In its latest monthly jobs report, ADP relayed a net gain of 128,000 private non-farm payrolls between April and May, calling it the fourth consecutive month of job creation deceleration.
The modest growth was spurred by an increase in the payroll of large and medium-sized businesses, but offset by a net loss of jobs in small businesses. While large and medium-sized businesses saw growth of 122,000 and 97,000 jobs respectively, these figures were offset by a net loss of 91,000 jobs in small businesses.
The vast majority of jobs created were in the service sector, with goods-producing jobs accounting for only 24,000 of the total 128,000.
Last year, when job creation slowed, it was often due to new waves of the CCP (Chinese Communist Party) virus, which created momentary obstacles to resuming full employment. However, the further deceleration in job growth is difficult to attribute to the pandemic: the total number of cases remains lower than it was last winter, when job growth was above current levels. ; and lockdowns and business closures have all but disappeared as the virus becomes an ambient part of life.
The new employment figures seem to be more in line with the general slowdown in the American economy, evidenced by several months of falling stock markets. This economic slump was widely predicted as a consequence of the Federal Reserve’s increasingly hawkish rate hike policy to rein in inflation, but the longevity and severity of any economic downturn is uncertain at this time.
Last month, Federal Reserve Chairman Jerome Powell said the Fed’s intention was to “cut wages” because he feared high wages would lead to a
“There is a route by which we would be able to have a moderate demand in the labor market and have – therefore vacancies diminished without unemployment increasing, because the vacancies are at an extraordinarily high level. high,” Powell said at a press conference in May. .
“By moderating demand, we could see vacancies go down, and as a result – and they could go down quite significantly and I think supply and demand are at least closer than they are, and that it would give us a chance to have less – to lower inflation – to lower wages and then lower inflation without having to slow down the economy and have a recession and raise unemployment significantly Powell continued.

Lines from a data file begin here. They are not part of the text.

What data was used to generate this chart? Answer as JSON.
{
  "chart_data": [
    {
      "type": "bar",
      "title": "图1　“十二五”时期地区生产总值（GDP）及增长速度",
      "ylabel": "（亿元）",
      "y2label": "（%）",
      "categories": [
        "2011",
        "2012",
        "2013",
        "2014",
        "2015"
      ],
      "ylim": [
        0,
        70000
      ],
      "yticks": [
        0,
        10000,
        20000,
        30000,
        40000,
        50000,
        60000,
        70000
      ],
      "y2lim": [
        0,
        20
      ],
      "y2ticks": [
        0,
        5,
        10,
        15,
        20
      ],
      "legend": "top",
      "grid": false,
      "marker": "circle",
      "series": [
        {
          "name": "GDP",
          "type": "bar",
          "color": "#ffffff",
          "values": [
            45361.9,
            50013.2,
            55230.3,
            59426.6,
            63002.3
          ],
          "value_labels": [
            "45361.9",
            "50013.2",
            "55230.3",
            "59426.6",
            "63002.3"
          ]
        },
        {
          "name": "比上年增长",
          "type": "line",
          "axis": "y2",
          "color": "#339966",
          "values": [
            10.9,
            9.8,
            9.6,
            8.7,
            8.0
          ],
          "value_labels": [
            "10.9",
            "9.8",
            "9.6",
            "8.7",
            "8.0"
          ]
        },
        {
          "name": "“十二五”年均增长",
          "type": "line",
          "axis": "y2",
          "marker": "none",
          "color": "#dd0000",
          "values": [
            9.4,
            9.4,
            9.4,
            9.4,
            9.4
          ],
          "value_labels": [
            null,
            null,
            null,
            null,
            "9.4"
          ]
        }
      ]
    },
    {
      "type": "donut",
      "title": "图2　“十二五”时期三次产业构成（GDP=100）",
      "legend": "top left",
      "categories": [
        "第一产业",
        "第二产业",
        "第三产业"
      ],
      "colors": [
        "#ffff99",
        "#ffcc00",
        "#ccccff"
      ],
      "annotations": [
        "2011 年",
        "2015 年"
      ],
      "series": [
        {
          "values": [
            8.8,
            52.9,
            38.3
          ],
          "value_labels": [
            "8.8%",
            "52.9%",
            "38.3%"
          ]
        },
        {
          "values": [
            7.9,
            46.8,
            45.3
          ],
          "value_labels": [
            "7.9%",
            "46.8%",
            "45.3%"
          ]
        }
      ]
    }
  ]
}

While wages have increased significantly since the outbreak of the CCP virus, these gains are being undermined by the rate of inflation, which translates into lower purchasing power for workers despite higher wages.
Since the outbreak of the CCP virus, the recovery of lost jobs has occurred with remarkable speed, and unemployment is now almost as low as it was on the eve of the epidemic. As of last April, overall unemployment had reached 3.6%, close to the low of 3.5% seen in February 2020. However, it appears that unemployment has bottomed out as job creation has begun to stagnate in the latest payroll reports.